The History of Muslin
7th June 2019
Today, the fabric that we call muslin is one that we take for granted. As embroiderers, we primarily use it as a backing fabric, but it also comes in handy for wrapping the Christmas pudding or cleaning up after baby’s feed. But muslin was not always the plain weave, unbleached cotton that now carries this name.
Did you know that muslin used to be a fabric as highly prized as silk?
Economics and colonialism changed the history of muslin, but today the original manufacturers in modern day Bangladesh are still holding on to their traditional production skills.
Muslin is a woven cotton cloth which was once a luxury fabric. Although it is commonly believed that the cloth originated in the Iraqi city of Mosul, despite its name it is now understood that the cloth likely originated in ancient India. Known as Jamdani, this original form of muslin was usually brightly coloured and patterned while remaining lightweight and almost sheer.
Jamdani saris for sale in Bangladesh (source)
Weavers in Dhaka, Bangladesh, used to make this incredibly fine cloth using a method called the discontinuous weft technique. This technique required the weaver to work two layers of weft – one as fine as spider’s silk to hold the cloth together and the other forming the pattern. Each pattern motif was worked individually, using fine bamboo sticks to interlace the pattern threads with the warp threads.
Labour intensive and requiring skill and patience, it was little wonder that this fabric was so highly prized.
Working Jamdani muslin on a loom (source)
Unfortunately, during the period of the East India Company, European manufacturers all but destroyed the industry by flooding the market with factory produced muslin equivalents. Through a combination of punitive taxes on locally produced textiles and the dissolution of local and influential patrons, Jamdani muslin became uneconomical to produce and the skills were almost lost.
Thankfully, there are organisations in Bangladesh today that are encouraging local weavers to continue to practice their craft. Coupled with the UNESCO listing of Jamdani muslin on its Representative List of the Intangible Cultural Heritage of Humanity, there is more impetus to continuing production, albeit on a very small scale.
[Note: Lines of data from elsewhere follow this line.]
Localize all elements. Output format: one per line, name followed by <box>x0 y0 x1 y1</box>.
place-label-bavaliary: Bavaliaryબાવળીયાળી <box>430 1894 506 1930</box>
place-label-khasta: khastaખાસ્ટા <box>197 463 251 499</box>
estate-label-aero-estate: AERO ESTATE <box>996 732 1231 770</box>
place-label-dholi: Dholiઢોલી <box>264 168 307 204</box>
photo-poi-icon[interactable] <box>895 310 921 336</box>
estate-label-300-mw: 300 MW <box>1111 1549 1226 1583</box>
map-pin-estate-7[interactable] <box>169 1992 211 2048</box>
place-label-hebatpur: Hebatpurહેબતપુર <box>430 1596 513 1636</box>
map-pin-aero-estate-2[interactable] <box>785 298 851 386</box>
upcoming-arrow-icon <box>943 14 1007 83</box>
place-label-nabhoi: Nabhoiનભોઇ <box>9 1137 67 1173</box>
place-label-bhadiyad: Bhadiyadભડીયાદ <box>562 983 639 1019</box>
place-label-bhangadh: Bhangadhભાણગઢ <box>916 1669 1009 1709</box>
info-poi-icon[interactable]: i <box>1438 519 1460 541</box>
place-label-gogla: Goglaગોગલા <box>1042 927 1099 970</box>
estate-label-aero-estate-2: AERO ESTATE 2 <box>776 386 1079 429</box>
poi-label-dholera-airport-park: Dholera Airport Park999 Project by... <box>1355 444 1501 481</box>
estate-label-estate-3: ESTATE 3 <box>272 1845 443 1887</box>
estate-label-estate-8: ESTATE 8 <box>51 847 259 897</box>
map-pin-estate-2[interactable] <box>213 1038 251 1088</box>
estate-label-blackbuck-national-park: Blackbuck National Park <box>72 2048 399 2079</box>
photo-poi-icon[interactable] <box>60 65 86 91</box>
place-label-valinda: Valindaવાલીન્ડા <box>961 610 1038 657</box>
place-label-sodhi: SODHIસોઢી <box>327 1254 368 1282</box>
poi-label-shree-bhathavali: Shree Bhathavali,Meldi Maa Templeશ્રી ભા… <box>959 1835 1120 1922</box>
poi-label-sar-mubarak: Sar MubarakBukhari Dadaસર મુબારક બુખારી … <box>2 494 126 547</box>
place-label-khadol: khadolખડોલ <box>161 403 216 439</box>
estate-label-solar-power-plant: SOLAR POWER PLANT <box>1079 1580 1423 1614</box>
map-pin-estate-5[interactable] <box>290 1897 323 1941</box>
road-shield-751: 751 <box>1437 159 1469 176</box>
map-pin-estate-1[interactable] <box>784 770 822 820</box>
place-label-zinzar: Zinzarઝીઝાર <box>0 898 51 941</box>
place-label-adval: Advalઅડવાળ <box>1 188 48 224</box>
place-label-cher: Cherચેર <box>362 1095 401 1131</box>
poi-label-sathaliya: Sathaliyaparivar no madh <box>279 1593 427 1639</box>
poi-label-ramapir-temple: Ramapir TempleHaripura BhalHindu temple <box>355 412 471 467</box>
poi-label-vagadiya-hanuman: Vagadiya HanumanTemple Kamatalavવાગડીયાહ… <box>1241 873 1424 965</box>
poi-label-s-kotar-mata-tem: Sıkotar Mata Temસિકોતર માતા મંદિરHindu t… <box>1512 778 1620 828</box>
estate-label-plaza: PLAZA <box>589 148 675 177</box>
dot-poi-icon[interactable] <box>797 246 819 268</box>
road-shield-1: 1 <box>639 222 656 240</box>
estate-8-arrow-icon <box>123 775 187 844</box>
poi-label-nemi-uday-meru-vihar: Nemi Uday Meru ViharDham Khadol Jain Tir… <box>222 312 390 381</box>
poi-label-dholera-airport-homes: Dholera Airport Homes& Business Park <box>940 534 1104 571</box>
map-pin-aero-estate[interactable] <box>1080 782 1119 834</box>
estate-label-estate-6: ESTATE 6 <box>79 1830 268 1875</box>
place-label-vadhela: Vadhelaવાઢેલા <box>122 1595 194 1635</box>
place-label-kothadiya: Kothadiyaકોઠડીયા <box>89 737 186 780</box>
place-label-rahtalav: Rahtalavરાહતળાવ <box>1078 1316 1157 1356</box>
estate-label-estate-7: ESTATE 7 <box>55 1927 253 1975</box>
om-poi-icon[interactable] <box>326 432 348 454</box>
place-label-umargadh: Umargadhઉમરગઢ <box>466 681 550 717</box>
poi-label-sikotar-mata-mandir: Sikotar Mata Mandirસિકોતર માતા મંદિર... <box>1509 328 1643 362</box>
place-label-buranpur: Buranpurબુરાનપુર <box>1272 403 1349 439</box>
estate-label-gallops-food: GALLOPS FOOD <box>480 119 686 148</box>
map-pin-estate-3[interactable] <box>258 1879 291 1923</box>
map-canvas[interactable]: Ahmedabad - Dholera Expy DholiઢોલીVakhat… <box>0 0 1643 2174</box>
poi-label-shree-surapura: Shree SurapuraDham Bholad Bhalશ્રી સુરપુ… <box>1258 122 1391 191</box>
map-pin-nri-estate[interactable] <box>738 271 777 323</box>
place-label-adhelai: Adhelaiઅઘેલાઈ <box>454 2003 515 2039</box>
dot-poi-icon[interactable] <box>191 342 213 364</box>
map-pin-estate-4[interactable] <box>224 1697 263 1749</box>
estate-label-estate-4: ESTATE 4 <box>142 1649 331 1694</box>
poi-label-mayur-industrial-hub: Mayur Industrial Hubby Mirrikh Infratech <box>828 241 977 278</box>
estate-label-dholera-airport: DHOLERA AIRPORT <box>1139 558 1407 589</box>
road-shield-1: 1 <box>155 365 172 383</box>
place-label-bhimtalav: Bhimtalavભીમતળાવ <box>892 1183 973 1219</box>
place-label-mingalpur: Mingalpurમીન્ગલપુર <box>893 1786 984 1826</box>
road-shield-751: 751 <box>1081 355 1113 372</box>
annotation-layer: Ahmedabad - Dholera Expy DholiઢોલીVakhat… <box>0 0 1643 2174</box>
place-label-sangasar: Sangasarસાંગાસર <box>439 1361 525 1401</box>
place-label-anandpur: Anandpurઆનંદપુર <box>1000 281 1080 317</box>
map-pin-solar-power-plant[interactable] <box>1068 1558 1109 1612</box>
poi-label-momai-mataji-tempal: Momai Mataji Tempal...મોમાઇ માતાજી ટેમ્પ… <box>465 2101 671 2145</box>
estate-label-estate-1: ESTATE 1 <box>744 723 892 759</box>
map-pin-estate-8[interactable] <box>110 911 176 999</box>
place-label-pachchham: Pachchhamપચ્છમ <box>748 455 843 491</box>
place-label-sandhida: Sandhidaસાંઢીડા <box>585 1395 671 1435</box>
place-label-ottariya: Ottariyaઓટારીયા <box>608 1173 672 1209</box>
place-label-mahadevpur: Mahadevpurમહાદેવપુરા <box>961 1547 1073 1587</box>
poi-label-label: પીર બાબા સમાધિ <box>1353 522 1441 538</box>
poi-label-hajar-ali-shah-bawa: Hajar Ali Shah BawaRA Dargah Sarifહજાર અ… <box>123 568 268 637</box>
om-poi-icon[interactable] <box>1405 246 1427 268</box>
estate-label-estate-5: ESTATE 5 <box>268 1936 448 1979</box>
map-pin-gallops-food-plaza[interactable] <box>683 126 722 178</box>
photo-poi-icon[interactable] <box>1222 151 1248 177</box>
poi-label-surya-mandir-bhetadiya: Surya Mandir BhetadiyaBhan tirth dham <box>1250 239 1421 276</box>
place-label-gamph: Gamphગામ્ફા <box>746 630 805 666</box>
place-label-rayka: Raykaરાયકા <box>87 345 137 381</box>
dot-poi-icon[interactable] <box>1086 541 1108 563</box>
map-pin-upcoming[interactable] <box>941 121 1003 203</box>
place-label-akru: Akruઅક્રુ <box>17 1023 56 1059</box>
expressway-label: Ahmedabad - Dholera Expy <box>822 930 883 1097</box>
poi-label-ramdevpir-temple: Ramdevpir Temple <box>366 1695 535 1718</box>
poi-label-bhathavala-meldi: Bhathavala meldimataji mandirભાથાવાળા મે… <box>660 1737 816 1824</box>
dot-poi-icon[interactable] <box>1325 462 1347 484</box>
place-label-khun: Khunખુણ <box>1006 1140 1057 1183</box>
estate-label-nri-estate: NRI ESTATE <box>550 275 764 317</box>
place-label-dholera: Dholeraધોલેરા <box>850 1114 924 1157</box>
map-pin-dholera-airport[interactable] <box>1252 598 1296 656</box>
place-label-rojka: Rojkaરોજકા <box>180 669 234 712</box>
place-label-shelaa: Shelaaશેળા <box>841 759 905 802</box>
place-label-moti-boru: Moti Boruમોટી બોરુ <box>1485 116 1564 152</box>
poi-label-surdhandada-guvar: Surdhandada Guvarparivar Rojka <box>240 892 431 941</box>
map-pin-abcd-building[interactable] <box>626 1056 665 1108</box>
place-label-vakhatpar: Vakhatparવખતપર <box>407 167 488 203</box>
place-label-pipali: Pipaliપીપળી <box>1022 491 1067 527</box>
A Bangladeshi bride in a Jamdani muslin sari By Joy prokash roy – Own work, CC BY-SA 3.0 (source)
With the proliferation of mass produced and synthetic fabrics on the market today, it is important that these historical techniques aren’t lost forever. No factory can ever emulate the quality arising out of a skilled artisan. Their skills are part of our textile heritage and it’s wonderful they are being recognised and preserved.